Multiplying by 1 adds a restriction?

[tahayassen]

(a-b)=(a-b)*1\\ =(a-b)\frac { a+b }{ a+b } \\ =\frac { { a }^{ 2 }-{ b }^{ 2 } }{ a+b }

But now we have the restriction that a+b≠0?

 

[arildno]

It is the identification of 1=(a+b)/(a+b) that introduces that restriction, not multiplying with 1 as such.

 

[tahayassen]

It is the identification of 1=(a+b)/(a+b) that introduces that restriction, not multiplying with 1 as such.

So how come we do that all the time in algebra (multiplying by the conjugate) to get rid of annoying radicals? Doesn't that make it not equal to the previous line?

 

[arildno]

So how come we do that all the time with binomial conjugates? Doesn't that make it not equal to the previous line?

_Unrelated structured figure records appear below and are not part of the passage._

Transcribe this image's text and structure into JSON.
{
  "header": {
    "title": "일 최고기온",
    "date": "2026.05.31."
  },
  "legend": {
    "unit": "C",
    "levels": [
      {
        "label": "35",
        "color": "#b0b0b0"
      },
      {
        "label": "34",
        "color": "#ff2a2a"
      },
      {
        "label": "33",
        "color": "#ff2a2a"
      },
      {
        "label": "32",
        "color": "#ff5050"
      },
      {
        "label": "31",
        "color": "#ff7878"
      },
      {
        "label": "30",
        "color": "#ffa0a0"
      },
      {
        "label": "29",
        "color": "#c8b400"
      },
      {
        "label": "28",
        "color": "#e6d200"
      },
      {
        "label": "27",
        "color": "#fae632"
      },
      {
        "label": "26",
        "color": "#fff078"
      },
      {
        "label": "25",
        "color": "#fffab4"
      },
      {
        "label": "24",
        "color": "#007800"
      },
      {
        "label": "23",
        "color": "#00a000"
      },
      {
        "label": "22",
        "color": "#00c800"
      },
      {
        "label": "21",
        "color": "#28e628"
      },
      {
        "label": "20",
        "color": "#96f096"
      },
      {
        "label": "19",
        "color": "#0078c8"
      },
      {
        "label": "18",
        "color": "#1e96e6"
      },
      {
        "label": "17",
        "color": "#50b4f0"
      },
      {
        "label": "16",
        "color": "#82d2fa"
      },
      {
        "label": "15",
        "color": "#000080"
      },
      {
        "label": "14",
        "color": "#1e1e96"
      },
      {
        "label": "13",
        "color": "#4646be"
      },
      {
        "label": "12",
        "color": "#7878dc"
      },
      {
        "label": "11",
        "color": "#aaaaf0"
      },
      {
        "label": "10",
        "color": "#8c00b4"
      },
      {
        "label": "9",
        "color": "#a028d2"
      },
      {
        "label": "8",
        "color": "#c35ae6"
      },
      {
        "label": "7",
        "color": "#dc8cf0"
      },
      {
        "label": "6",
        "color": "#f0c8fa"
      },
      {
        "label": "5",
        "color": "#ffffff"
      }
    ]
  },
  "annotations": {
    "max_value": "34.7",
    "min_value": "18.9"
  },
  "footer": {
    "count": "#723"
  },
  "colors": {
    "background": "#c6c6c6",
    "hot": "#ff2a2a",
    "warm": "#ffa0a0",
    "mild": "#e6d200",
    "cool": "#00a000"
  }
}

Basically because the case a+b=0 can usually be treated as an uninteresting special case.

 

[tahayassen]

Basically because the case a+b=0 can usually be treated as an uninteresting special case.

Ah.

Just FYI, I have an unanswered thread over here: https://www.physicsforums.com/showthread.php?t=648782

 

[Mark44]

You can always multiply by 1 to get a new expression with the same value. The problem here is that what you multiplied by [ (a + b)/(a + b) ] isn't identically 1, and it is those values of a and b that cause a problem.